Sono a Londra da due giorni, per la London Book Fair, dove incontro fornitori, librai, guru dell'editoria e della tecnologia dei media e anche vecchi amici!Entrando alla fiera si viene subito attirati dalla segnaletica sul pavimento e sulle balconate che invita a visitare lo stand della On Demand Books, dove è in esposizione e in funzione la Espresso Book Machine 2.0 di Jason Epstein. Ci vado subito, ma la macchina (che avevo già visto in video, ma che dal vero sembra ancora più ingombrante) è ferma e si aspetta un tecnico per metterla in moto. Prendo un caffè con Sydney Davies, vecchio amico e dirigente della Booksellers Association, e quindi andiamo assieme a vedere il mostro in funzione.
La piccola folla (che crescerà durante la giornata) che si assiepa attorno allo stand ci fa capire che la stampa di un libro è in corso: chi prende foto, chi fa domande, chi tocca la copertina di un libro appena uscito e la scopre ancora un po' appicicosa di inchiostro. La EBM dopo la fiera troverà la sua sistemazione nella libreria Blackwell di Charing Cross e avrà a disposizione circa 1 milioni di titoli ("with publisher permission") dal magazzino digitale di Lightning Source di Ingram e un altro milione da titoli in pubblico dominio digitalizzati dalla Open Content Alliance.

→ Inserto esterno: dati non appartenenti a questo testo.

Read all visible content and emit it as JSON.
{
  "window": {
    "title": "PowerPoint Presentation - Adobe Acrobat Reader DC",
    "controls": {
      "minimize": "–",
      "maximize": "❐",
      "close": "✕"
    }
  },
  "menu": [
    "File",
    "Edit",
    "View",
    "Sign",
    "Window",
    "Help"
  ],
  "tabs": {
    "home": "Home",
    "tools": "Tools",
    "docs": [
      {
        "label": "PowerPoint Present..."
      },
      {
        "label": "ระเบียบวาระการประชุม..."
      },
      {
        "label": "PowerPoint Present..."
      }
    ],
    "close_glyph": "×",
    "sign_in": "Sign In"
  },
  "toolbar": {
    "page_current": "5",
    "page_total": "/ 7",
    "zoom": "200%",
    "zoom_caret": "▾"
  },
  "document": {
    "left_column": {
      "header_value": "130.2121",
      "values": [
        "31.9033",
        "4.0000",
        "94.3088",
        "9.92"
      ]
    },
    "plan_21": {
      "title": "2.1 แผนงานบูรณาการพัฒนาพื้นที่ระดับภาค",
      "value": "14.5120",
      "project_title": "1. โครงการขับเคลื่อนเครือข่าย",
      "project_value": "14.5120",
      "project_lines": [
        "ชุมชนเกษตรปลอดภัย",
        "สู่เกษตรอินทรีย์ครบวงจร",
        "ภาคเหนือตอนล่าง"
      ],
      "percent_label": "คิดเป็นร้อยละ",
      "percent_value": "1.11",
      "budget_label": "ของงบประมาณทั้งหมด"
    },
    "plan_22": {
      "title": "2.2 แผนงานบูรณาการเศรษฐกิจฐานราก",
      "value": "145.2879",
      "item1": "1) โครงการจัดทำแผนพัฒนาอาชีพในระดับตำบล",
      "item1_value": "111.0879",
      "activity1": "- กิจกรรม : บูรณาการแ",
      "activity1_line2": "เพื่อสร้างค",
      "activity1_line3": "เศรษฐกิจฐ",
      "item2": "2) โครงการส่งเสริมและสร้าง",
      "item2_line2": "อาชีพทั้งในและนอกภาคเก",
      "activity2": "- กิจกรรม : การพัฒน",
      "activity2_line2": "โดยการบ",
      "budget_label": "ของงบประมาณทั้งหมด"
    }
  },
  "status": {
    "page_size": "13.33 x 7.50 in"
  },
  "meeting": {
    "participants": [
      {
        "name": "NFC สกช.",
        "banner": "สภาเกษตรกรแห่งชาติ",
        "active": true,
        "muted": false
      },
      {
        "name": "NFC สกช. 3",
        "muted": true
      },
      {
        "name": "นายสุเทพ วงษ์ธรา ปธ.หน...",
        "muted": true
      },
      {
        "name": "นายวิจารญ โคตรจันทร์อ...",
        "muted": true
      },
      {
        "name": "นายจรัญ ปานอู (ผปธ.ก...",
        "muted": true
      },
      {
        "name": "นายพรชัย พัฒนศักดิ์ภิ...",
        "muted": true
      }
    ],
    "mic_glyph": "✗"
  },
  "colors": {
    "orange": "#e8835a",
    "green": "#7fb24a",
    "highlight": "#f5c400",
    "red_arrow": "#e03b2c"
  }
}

L'altro argomento caldo della fiera (oltre all'incidente occorso ad Amazon nella settimana di Pasqua e gli sconti aggressivi di Waterstone e Amazon.co.uk sulle prenotazioni del nuovo libro di Dan Brown in pubblicazione il 15 settembre - 50%!) sono gli ebook: la percezione è che il momento sia giunto e che i modelli commerciali (almeno per il mercato consumer) siano abbastanza maturi: l'ebook reader venduto in libreria pre-caricato con una piccola collezione di libri e quindi ricaricato periodicamente dal cliente (come una ricarica di un cellulare) ancora in libreria o attraverso una libreria online. Tutti i principali distributori anglo-americani e tedeschi si stanno attrezzando, stringendo accordi con aggregatori e integratori, con l'obiettivo di offrire un nutrito catalogo di ebook alle librerie clienti. In Italia il problema resta quello della produzione di contenuto locale, cioè di libri italiani. Fin tanto che non sarà disponibile un catalogo sufficientemente ampio di titoli italiani, sarà piuttosto difficile vendere lettori di ebook e quindi mettere in moto il mercato. Chissà quali sono i piani dei nostri editori? Vedremo se si ripterà anche in questo caso la prudenza e il gioco a rimpiattino degli audiolibri, la cui offerta e diffusione nel nostro paese è del tutto insignificante.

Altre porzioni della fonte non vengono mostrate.